Ketika Anggota DPR Berlabel Ustadz, Bicara Pariwisata

Oleh : Win Wan Nur*

Sekitar tahun 2005, seorang teman di Minikino (komunitas film pendek di Bali) bernama Edo Wulia, mengirimkan kepada saya sebuah link di youtube yang berisi film kartun yang sangat lucu. Judul film-nya ”The Town of Allopath” (bisa ditonton di link ini http://www.youtube.com/watch?v=vIhNyX3pRrk)

Film ini menggambarkan tentang sebuah kota yang mengalami banyak sekali kecelakaan lalu lintas di jalan raya. Kejadian ini sangat mengganggu warga kota tentunya. Karena itu dewan kota dan para politisi yang duduk di parlemen kota itu memutuskan untuk mengirim seorang dokter ahli untuk turun sendiri ke lapangan untuk menemukan masalah dan membuat solusinya.

Kita yang menonton film ini langsung bisa melihat bahwa penyebab utama banyaknya terjadi kecelakaan di Allopath adalah karena tidak ada lampu atau petugas pengatur lalu lintas di setiap persimpangan jalan kota ini.

Tapi bukan fakta itu yang dilihat oleh sang dokter ahli. Sang dokter ahli justru lebih berfokus pada sebuah bukti valid, bahwa di setiap kecelakaan lalu lintas, selalu terdapat bekas ban yang aus karena terseret di aspal. Karena di setiap kejadian kecelakaan di Allopath, bekas ban yang sama selalu ditemukan. Sehingga sang ahli pun dengan haqqul yaqin menyimpulkan bahwa penyebab utama terjadinya banyak kecelakaan di Town of Allopath adalah karena adanya bekas ban yang aus di aspal, jadi masalah itu harus segera diatasi.

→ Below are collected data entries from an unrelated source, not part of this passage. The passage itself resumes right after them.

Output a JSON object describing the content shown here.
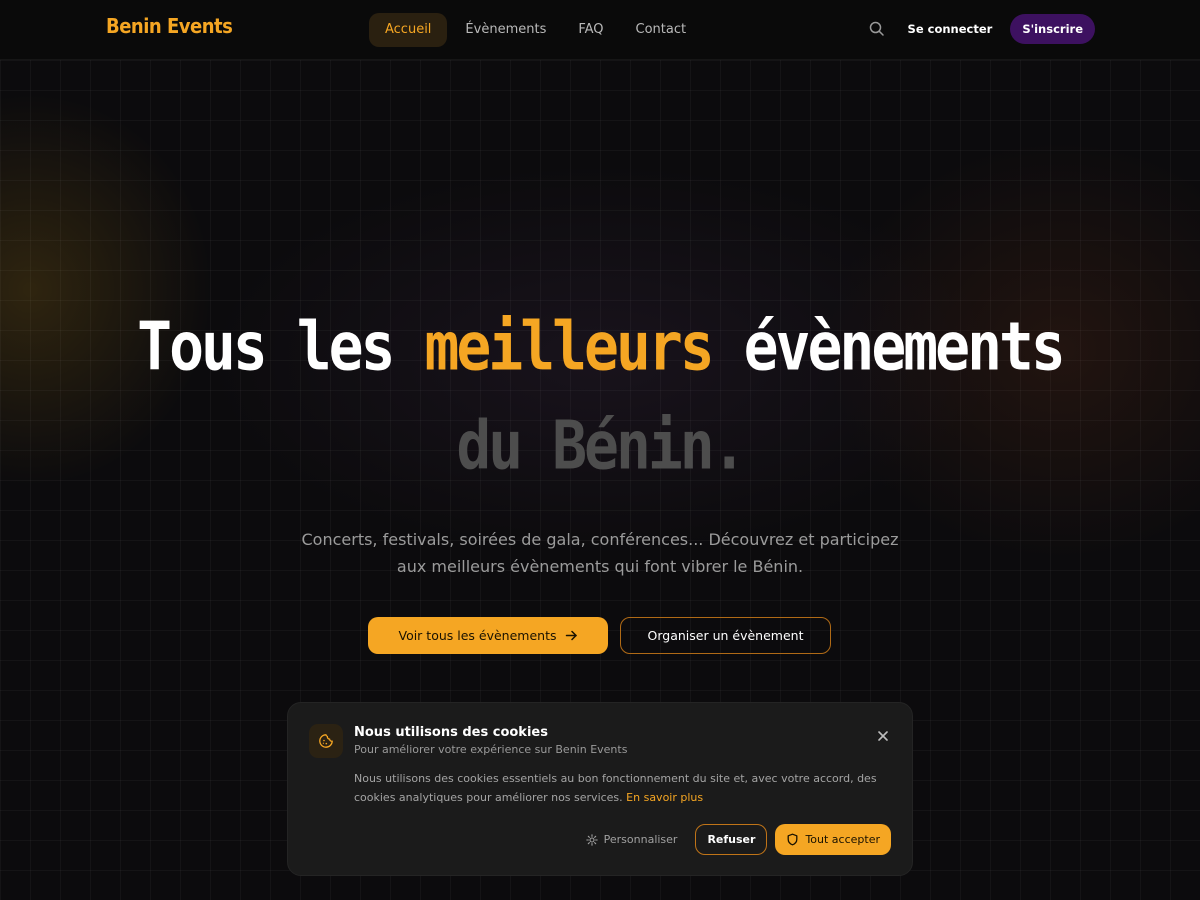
{
  "header": {
    "logo": "Benin Events",
    "nav": [
      {
        "label": "Accueil",
        "active": true
      },
      {
        "label": "Évènements",
        "active": false
      },
      {
        "label": "FAQ",
        "active": false
      },
      {
        "label": "Contact",
        "active": false
      }
    ],
    "search_icon": "search-icon",
    "login_label": "Se connecter",
    "signup_label": "S'inscrire"
  },
  "hero": {
    "title_part1": "Tous les ",
    "title_highlight": "meilleurs",
    "title_part2": " évènements",
    "title_line2": "du Bénin.",
    "subtitle_line1": "Concerts, festivals, soirées de gala, conférences... Découvrez et participez",
    "subtitle_line2": "aux meilleurs évènements qui font vibrer le Bénin.",
    "primary_cta": "Voir tous les évènements",
    "secondary_cta": "Organiser un évènement"
  },
  "cookie_banner": {
    "title": "Nous utilisons des cookies",
    "subtitle": "Pour améliorer votre expérience sur Benin Events",
    "text": "Nous utilisons des cookies essentiels au bon fonctionnement du site et, avec votre accord, des cookies analytiques pour améliorer nos services.",
    "link": "En savoir plus",
    "customize_label": "Personnaliser",
    "refuse_label": "Refuser",
    "accept_label": "Tout accepter"
  },
  "colors": {
    "accent": "#f5a623",
    "signup_bg": "#3d1160",
    "background": "#0b0a0b"
  }
}
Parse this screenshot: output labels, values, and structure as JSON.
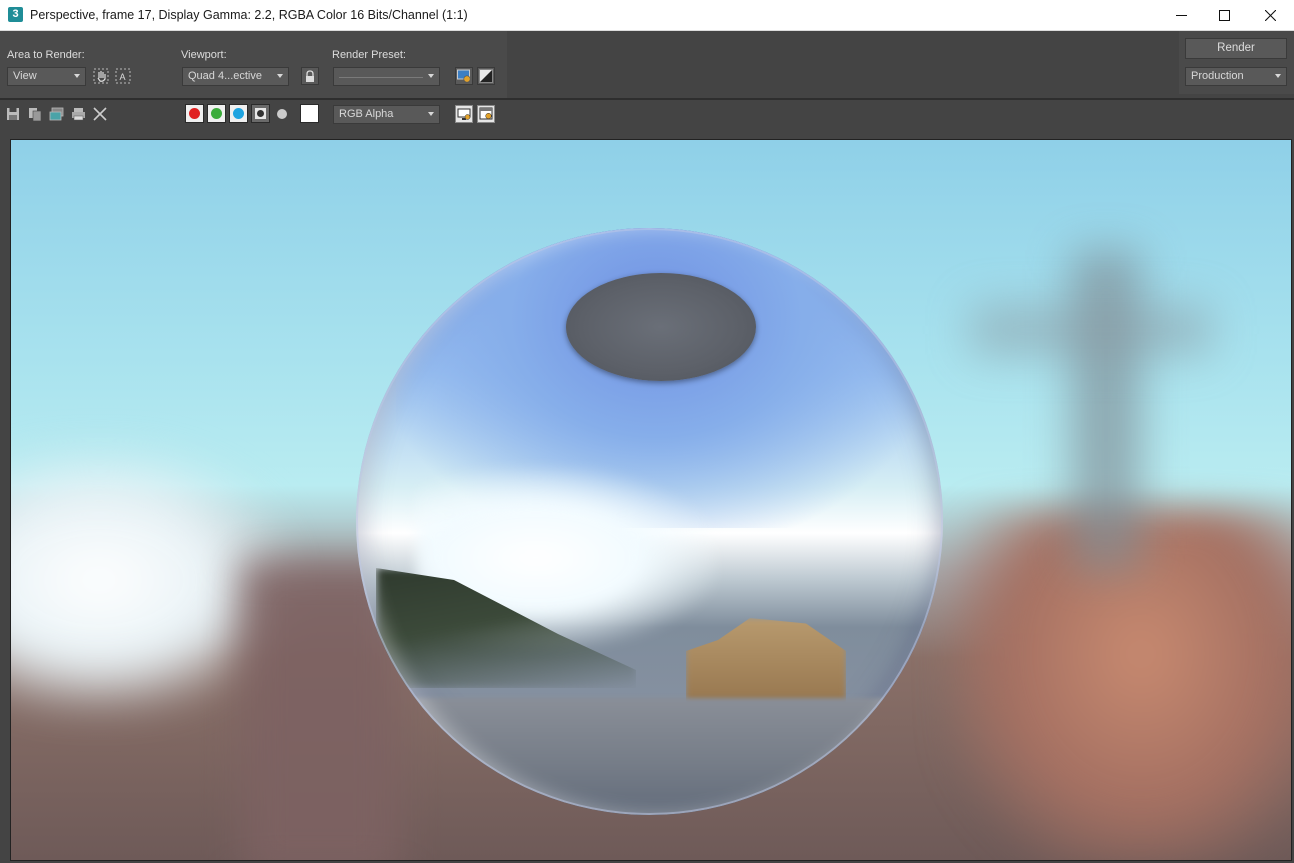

Maka parlemen pun bersidang, dalam sidang itu mereka memutuskan untuk mengeluarkan anggaran sangat besar yang dikutip dari rakyat untuk membuat jalan-jalan di Allopath bebas bekas aus ban, supaya tidak lagi terjadi kecelakaan. Maka anggaran besar pun dikeluarkan untuk melapiasi seluruh jalan di Allopath dengan lapisan teflon yang licin. Tapi apa yang terjadi?. Tentu saja kecelakaan makin banyak terjadi.

Ketika hasil dari dana besar yang dikeluarkan ternyata jauh dari harapan. Tim investigasi kembali turun ke lapangan, dan kesimpulannya lapisan teflon yang melapisi jalan kurang tebal.

Film yang berisi sindiran sarkastis ini benar-benar pas dengan realitas kita di negeri kita tercinta.

Film ini mengingatkan saya pada perilaku pejabat di negeri kita, terutama anggota DPR yang suka studi banding ke luar negeri, menghabiskan banyak biaya untuk pulang ke negeri ini dengan membawa kesimpulan yang membuat orang yang mengerti masalah tertawa. Contohnya seperti ketika anggota DPR yang melakukan studi banding ke Spanyol dalam rangka mempelajari pengembangan pariwisata, yang ketika pulang membawa kesimpulan bahwa pariwisata spanyol maju karena di situs-situs kunjungan wisata mereka banyak WC-nya.

Kemarin rakyat Aceh Tengah kedatangan tamu penting dari Jakarta. Raihan Iskandar, seorang anggota DPR yang dengan percaya diri meletakkan label ustadz di depan namanya. Kedatangan sang ustadz ke Tanoh Gayo dalam rangka memberikan masukan dan pendapat kepada warga Aceh Tengah tentang pengembangan pariwisata.

Seperti telah kita maklumi bersama, pengelolaan pariwisata Aceh Tengah saat ini, sangat lah buruk. Atas dasar inilah, ustadz kita si orang besar dari Jakarta merasa perlu memberi masukan, mengatakan perlunya membangun kawasan strategis Laut Tawar. Hotel dan jalan harus dirawat, dan berbagai saran normatif lainnya.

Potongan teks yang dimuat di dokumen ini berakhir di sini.